Eglises d'Asie

L’Eglise catholique, qui a versé un lourd tribut à la guerre civile, se bat pour libérer ses prêtres détenus dans des camps de déplacés

Publié le 25/03/2010




De Mannar et Jaffna, les deux diocèses du nord du Sri Lanka, celui de Jaffna où la dernière phase de la guerre entre l’armée du gouvernement et les Tigres tamouls s’est déroulée, a été le plus durement éprouvé ; le P. Justin B. Gnanapragasam, vicaire général du diocèse, parle d’une situation « absolument terrifiante ». Son évêque, Mgr Thomas Savundaranayagam, …

… rapporte qu’une vingtaine de paroisses ont été totalement détruites dans les régions de Killinochchi et Mullaitivu. Les églises, couvents et centres d’accueil pour enfants et personnes âgées ont été également fortement touchés. Quant aux pertes humaines, elles restent pour le moment encore difficiles à estimer ; des centaines de personnes au service de l’Eglise, de nombreux prêtres et religieux ont été tués, gravement blessés ou portés disparus, comme le P. Francis Joseph, 70 ans, lors de l’assaut final de l’armée sri-lankaise le 18 mai dernier.
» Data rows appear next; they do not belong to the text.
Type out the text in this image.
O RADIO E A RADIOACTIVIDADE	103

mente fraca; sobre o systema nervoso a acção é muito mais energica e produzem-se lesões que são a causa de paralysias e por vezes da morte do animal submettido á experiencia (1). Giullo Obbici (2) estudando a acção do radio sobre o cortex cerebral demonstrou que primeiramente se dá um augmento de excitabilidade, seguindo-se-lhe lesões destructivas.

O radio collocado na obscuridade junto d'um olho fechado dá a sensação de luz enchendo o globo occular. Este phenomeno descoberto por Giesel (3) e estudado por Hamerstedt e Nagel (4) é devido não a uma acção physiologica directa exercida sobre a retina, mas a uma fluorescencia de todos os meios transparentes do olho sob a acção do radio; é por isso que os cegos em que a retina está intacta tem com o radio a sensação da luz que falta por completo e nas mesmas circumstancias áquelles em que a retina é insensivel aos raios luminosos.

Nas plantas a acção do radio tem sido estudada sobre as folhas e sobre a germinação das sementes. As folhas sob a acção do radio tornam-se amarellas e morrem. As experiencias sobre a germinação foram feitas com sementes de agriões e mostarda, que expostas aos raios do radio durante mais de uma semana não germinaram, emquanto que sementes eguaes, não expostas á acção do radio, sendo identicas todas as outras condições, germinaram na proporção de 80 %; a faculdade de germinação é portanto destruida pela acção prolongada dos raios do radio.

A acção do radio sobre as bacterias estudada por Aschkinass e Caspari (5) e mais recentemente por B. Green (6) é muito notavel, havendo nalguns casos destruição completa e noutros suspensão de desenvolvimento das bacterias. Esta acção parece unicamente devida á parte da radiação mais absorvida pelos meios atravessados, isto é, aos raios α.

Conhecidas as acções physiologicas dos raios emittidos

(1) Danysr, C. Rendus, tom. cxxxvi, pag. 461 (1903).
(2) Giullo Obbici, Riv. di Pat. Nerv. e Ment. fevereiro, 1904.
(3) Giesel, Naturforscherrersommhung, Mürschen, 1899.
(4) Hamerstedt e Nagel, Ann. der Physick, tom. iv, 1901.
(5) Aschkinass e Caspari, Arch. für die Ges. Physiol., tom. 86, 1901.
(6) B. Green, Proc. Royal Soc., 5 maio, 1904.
Parmi les ecclésiastiques gravement blessés lors du bombardement de leurs églises, le P. James Pathinathan, membre de la Caritas et de la Commission nationale pour la Justice, la Paix et le Développement, se remet de ses blessures, tandis que le P. Vasanthaseelan, également directeur de l’une des Caritas du diocèse, attend d’être appareillé d’une jambe artificielle pour remplacer celle perdue lors d’une attaque le 23 avril dernier (1).

Tous ces prêtres et religieux avaient souhaité rester partager le sort de leurs fidèles (2). Certains ont succombé à leurs côtés, comme le P. Mariampillai T. Sarathjeevan, 41 ans, décédé d’un arrêt du cœur le 18 mai, jour de la reddition du LTTE. L’urne contenant les restes du prêtre tamoul, curé d’Urutharapuram, a été inhumée le 30 mai dernier dans le cimetière catholique de Jaffna, avec les dépouilles de centaines d’autres victimes de la guerre. Lors de la cérémonie, Genard Savarimuththu, un vieil ami du défunt, a souligné que « ce prêtre d’un grand courage était resté avec ceux qu’il servait, jusqu’au dernier jour de la guerre ».

L’inquiétude cependant demeure pour les ecclésiastiques qui sont toujours détenus dans les camps de réfugiés. Mgr Thomas Savundaranayagam confirme que cinq de ses prêtres sont retenus dans le camp de Vavuniya. Il a écrit au ministère de la Défense afin de demander leur libération, rappelant qu’« ils avaient été secourus par les militaires qui les avaient sortis de la zone de guerre. Ils travaillaient là-bas au service de la population ». Le secrétaire de l’évêque de Jaffna, le P. Genolton Vijintus Rajanayagam, exprime les mêmes inquiétudes : « Nous sommes dans l’ignorance totale des raisons pour lesquelles ces prêtres sont détenus dans ces camps » (3).

Le gouvernement sri-lankais a annoncé officiellement, le 19 mai dernier, sa victoire sur les séparatistes tamouls, mettant fin à une guerre civile de plus de trente ans, à l’issue de trois mois de combats d’une grande violence dans le nord de l’île où s’étaient retranchés les Tigres tamouls, piégeant avec eux des dizaines de milliers de civils (4). Le nombre des morts ne fait toujours pas l’objet d’un bilan officiel mais Mgr Savundaranayagam affirme que, dans la dernière bataille, 20 000 personnes au moins ont perdu la vie.

Quant aux déplacés, ils sont actuellement plus de 300 000, regroupés dans une quarantaine de camps contrôlés par l’armée, à Jaffna, Mannar, Vavuniya et Trincomalee. Les conditions de vie dans ces camps surpeuplés sont plus qu’inquiétantes : sans installations sanitaires, eau, nourriture et médicaments en quantité suffisante, les réfugiés sont la proie d’épidémies que les ONG, qui n’ont qu’un accès restreint aux camps, se déclarent incapables d’enrayer. « [Nous ne pouvons] fournir l’aide d’urgence qui est nécessaire, y compris pour l’approvisionnement en eau et en nourriture », a reconnu un responsable humanitaire sous le couvert de l’anonymat.